Could it be that our very own Senator Mike Duffy — if he can call P.E.I. home without having lived there for decades, surely we can tag the Round Mound of Sound for Amherst’s CKDH radio a Nova Scotian for his 1960s stint as a disc jockey and news reporter there — will succeed in doing what decades of NDP policy wonks have failed to do?
Bring down the Senate of Canada.
And, perhaps, a prime minister in the bargain.
It would be a delicious irony if Duffy — who liked to be called “The Senator” long before he was one, who lobbied Liberal and Tory governments for his appointment to the chamber of entitled-to-their-entitlements and whose journalism career ultimately became one long suck-up, appoint-me-please job application/supplication — should go down in history as the architect of its demise.
Even more delicious if Stephen Harper — who began his political career as a Reform Party Senate reformer and who, as prime minister, refused to appoint any of his own until the 2008 faux threat of a Liberal-NDP coalition prompted him to name his own Gang of 18 in order to outvote the Liberals on the Senate floor — should be brought down by a Senate scandal of his own making.
Harper’s 18 new senators included Duffy, Pamela Wallin and Patrick Brazeau, the three at the heart of the current expenses scandal.
Harper didn’t appoint Wallin and Duffy, both high-profile broadcasters, for their lifelong support of the Conservative party, of course, but so they could trade on their public personas to fill party coffers.

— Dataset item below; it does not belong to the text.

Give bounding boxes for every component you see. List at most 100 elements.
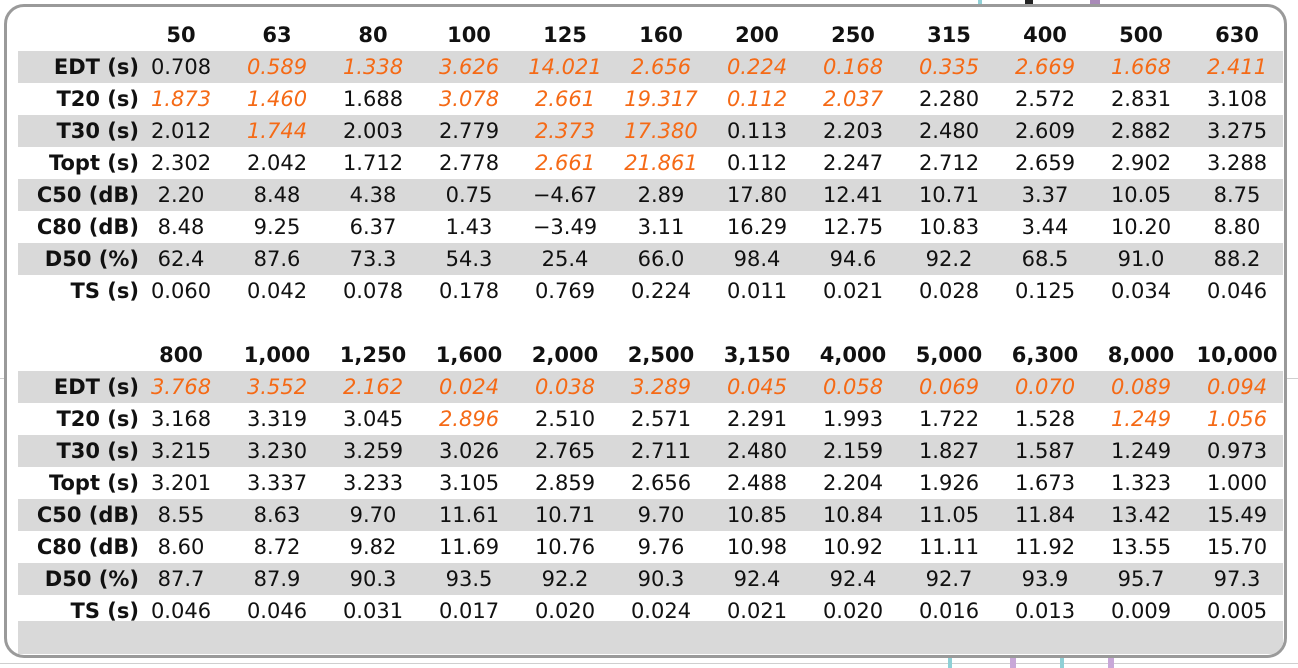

Which worked until it didn’t.
Those same public personas have not only given the expenses scandal marathon legs but also offered the disgraced Senators an Everest-high pulpit from which to fight back after Harper decided to disappear them.
While Duffy will almost certainly lose his battle against expulsion this week, he will have succeeded in exposing the seamy, smarmy underbelly of Harper’s PMO.
That — coupled with an expected Supreme Court ruling keeping the constitutional bar for Senate reform unachievably high — just might force Harper into a channel changing popular referendum on Senate abolition.
Which may be enough to force an end to the Senate, but not enough to save Harper.
Win-win. Thanks, Mike.
This article first appeared in Stephen Kimber’s Halifax Metro column.